Against this backdrop, China and Latin America are facing an opportunity to upgrade their ties through cooperation in production capacity in new fields, such as logistics infrastructure, energy and information.

Chinese Premier Li Keqiang proposed a “3×3” model for China-Latin America production capacity cooperation during his visit to Brazil in May — the first “3” refers to cooperation in building three arteries for Latin America in the fields of logistics, power and information; the second “3” refers to sound interaction among businesses, society and the government; the third “3” refers to the expansion of the three financing channels of funds, credit and insurance.


The idea of the “3×3” model, if followed through, would allow bilateral cooperation between China and Latin America to be far more resilient than simple trade ties.

Trade is vital and will keep growing, but infrastructure is fundamental to economic growth. During the World Bank (WB)’s annual meetings in Lima from Oct. 9 to 11, WB President Jim Yong Kim hammered home the fact that carbon-smart infrastructure, such as roads, airports, and telecommunications, are vital to the future of emerging economies.

Many of the suggestions that make up the “3×3” model are already being implemented.

In July, China’s State Grid won the right to build a second power transmission line, stretching 2,250 km from Brazil’s giant Belo Monte hydropower plant in the northern state of Para to southeastern Rio de Janeiro.
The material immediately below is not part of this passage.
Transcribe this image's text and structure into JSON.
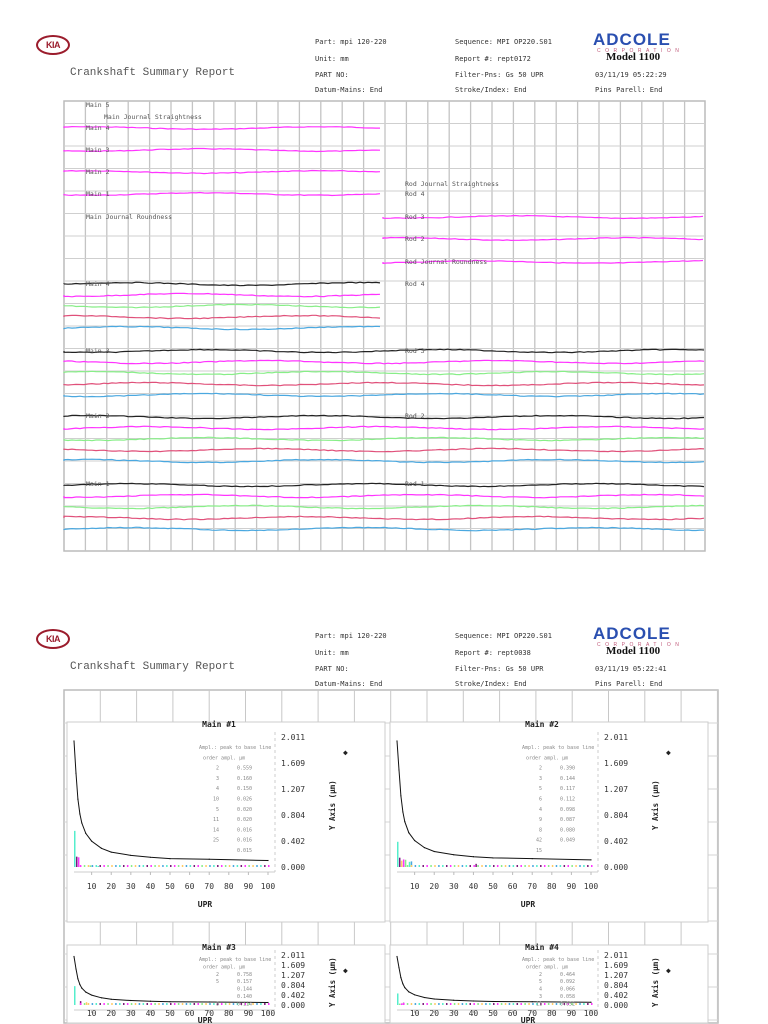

China Gezhouba Group Corporation, a Chinese construction and engineering company known for building the country’s Three Gorges Dam, is currently heavily involved in the construction of two large dams in southern Argentina.

In May, Premier Li signed a memorandum of understanding with Brazil and Peru to build a trans-oceanic railway stretching across South America, from the Pacific to the Atlantic.

In areas such as energy, mining and infrastructure, joint ventures are becoming increasingly common for bilateral cooperation.

China Minmetals Corporation has had a joint venture with Codelco, a Chilean state-owned copper mining company, since 2006.

In 2013, a consortium of companies, including Brazil’s Petrobras, China National Petroleum Corporation, China National Offshore Oil Corporation, Total and Shell, won a 35-year production sharing contract to develop Libra oil field in Santos Basin off Brazil’s southeastern coast.

Regarding financing channels, Chinese financial services are already playing an important role in Brazil’s energy industry by providing billions of U.S. dollars in loans and investments.

On Sept. 1, the People’s Bank of China created a 10-billion-U.S.-dollar fund for investment in Latin American countries, particularly in manufacturing, agriculture, energy and mining.

All in all, the model suggested by Premier Li will not require a change in countries’ economic, trade or foreign exchange regulations. It simply provides the natural next step for China and Latin America to deepen their cooperation.